Por estos días el principal desafío del Gobierno pasa por reducir las expectativas de una megadevaluación. Por ello, insiste con las restricciones al dólar y procura avanzar con cierta normalización en las relaciones financieras internacionales que permitan bajar el riesgo país y volver, eventualmente, a los mercados crediticios. En este marco se entienden los atisbos de encaminarse hacia posiciones más moderadas, avanzando en una negociación con Repsol, tras la expropiación, y la decisión de pagar los litigios perdidos en el Ciadi. Pero, volver a los mercados financieros internacionales, implicaría desdecirse del machacado proceso de desendeudamiento. Con lo cual la probabilidad de que esto acurra es baja.
Así, los cambios esbozados, hasta ahora, resultan muy insuficientes. Sólo hay cirugía menor y no se ataca la raíz de los problemas. No mermarán las expectativas de devaluación y obligarán al Gobierno a seguir tomando acciones transitorias, en la medida que no se reconozca que:
• Se agrava el desequilibrio fiscal. El déficit de la Nación y las provincias alcanzaría al 5% del PBI este año. Tal desequilibrio se financia de manera creciente con emisión monetaria y uso de reservas internacionales.
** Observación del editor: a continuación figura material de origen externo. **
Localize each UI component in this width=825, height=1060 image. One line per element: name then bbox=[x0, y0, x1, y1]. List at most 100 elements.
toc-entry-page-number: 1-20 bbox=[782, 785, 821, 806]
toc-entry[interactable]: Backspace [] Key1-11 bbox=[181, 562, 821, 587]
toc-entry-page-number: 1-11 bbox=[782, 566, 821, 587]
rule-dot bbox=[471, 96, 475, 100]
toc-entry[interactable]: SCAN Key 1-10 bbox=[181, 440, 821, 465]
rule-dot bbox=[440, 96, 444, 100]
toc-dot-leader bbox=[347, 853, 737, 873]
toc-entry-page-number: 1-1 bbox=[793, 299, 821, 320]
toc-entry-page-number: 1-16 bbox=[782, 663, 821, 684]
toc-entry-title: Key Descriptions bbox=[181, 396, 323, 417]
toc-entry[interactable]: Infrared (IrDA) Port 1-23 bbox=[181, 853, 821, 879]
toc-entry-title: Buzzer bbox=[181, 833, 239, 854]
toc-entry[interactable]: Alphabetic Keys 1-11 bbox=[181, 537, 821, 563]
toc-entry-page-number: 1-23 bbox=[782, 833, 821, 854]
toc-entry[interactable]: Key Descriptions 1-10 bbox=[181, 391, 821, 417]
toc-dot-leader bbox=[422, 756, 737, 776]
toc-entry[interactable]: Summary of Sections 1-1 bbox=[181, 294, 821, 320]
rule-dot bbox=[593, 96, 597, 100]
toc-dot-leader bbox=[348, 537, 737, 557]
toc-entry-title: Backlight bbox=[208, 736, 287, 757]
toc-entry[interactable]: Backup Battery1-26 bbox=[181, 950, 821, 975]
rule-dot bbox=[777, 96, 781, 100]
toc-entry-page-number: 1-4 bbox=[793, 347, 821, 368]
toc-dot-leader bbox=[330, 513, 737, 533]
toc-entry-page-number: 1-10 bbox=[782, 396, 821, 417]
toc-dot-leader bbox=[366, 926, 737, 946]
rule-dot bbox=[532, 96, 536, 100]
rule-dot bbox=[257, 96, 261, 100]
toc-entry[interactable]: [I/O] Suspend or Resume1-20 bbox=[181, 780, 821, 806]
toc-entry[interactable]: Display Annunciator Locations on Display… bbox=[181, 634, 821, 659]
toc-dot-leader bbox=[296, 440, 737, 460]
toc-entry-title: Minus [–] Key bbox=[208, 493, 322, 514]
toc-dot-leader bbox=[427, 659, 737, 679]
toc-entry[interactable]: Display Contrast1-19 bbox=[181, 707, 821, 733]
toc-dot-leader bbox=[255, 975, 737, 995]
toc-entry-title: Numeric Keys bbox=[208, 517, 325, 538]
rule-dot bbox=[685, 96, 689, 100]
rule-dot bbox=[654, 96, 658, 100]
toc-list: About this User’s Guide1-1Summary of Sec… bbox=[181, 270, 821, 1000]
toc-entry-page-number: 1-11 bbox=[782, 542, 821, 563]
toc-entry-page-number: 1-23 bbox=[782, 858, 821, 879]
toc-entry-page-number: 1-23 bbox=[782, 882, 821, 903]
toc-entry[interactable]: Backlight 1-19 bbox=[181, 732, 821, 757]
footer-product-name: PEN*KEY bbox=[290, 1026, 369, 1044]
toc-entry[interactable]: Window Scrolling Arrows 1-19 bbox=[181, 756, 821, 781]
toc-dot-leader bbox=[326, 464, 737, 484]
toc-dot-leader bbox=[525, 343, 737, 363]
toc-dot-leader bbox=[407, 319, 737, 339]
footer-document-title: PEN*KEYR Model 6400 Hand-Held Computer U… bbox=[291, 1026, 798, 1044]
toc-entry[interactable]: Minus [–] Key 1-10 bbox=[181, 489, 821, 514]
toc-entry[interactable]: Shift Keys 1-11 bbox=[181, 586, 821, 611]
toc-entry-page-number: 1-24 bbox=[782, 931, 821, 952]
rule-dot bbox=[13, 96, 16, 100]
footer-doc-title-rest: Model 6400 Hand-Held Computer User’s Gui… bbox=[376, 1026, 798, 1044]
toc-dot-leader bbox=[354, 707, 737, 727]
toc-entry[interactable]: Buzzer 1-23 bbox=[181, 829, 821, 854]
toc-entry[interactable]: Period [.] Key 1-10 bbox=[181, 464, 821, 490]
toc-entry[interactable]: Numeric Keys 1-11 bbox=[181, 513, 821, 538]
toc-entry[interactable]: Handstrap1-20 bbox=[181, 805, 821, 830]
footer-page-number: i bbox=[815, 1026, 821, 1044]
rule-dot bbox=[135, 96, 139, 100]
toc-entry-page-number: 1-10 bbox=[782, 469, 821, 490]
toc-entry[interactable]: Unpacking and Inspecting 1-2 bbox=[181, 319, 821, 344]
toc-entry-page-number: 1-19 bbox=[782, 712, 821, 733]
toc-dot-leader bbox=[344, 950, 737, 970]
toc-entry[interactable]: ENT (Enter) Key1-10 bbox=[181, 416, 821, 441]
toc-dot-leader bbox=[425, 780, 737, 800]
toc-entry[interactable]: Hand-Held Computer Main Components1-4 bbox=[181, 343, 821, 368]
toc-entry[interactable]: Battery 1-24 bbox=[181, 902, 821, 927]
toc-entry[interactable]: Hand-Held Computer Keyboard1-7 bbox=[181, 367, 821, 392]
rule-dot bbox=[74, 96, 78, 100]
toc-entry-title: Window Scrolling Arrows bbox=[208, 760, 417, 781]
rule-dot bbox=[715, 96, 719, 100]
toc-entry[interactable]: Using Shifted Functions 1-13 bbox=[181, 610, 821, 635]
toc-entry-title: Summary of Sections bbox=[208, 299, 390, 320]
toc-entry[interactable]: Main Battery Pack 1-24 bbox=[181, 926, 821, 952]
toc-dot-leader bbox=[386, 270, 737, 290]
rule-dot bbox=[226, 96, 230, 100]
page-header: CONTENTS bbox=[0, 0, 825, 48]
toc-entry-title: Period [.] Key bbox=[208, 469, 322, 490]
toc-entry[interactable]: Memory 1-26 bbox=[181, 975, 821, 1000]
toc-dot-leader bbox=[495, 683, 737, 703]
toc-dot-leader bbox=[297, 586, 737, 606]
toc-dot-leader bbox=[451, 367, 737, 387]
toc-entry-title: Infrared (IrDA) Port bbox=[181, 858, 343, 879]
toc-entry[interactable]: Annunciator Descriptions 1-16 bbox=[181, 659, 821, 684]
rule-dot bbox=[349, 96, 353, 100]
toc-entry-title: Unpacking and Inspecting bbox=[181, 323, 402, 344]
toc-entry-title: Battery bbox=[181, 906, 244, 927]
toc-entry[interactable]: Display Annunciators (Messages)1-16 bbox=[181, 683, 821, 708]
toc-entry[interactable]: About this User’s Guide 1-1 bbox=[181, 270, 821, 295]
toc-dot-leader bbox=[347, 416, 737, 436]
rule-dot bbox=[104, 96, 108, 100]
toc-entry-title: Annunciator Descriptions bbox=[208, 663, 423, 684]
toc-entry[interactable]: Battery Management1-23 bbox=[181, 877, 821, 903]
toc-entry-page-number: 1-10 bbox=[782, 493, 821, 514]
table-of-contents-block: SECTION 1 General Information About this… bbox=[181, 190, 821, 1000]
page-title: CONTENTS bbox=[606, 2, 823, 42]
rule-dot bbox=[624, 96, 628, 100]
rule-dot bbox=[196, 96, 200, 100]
• Hay desajustes en los precios relativos. El atraso cambiario, que se trata de corregir acelerando la devaluación, pero que requiere que los costos laborales aumenten menos que el tipo de cambio oficial. De lo contrario es subir todo en escalones, pero no hay soluciones.
• Hay creciente desabastecimiento energético. Implica incrementar las importaciones de combustibles y gas que cuesta más divisas. Acuerdos con compañías extranjeras exigen un marco regulatorio estable.
• Crecen los subsidios a las tarifas de servicios y al transporte y más gasto público improductivo lleva a mayor presión fiscal lo que afecta la inversión y alienta presiones inflacionarias.
• La inflación, que no se resuelve acordando precios. Requiere incrementar la producción de bienes y servicios, lo que está ligado a la inversión. Esto precisa condiciones relacionadas con la seguridad jurídica, el financiamiento, las perspectivas generales de la economía.
• Se ha deteriorado la credibilidad. Recuperarla exige introducir un programa económico consistente, bajando la inflación sin producir tensiones sociales.
Los plazos de las medidas cosméticas se reducen, y ya sobra evidencia que desalentando la compra de dólares es limitarse a actuar sobre los síntomas no sobre las causas. El Gobierno está en la disyuntiva. Medidas superficiales con riesgos de profundizar los desequilibrios o medidas de fondo que permitan ganar credibilidad y evitar mayores problemas. Esta disyuntiva dependerá de la respuesta a la siguiente cuestión: ¿hasta dónde llegará el sinceramiento del Gobierno?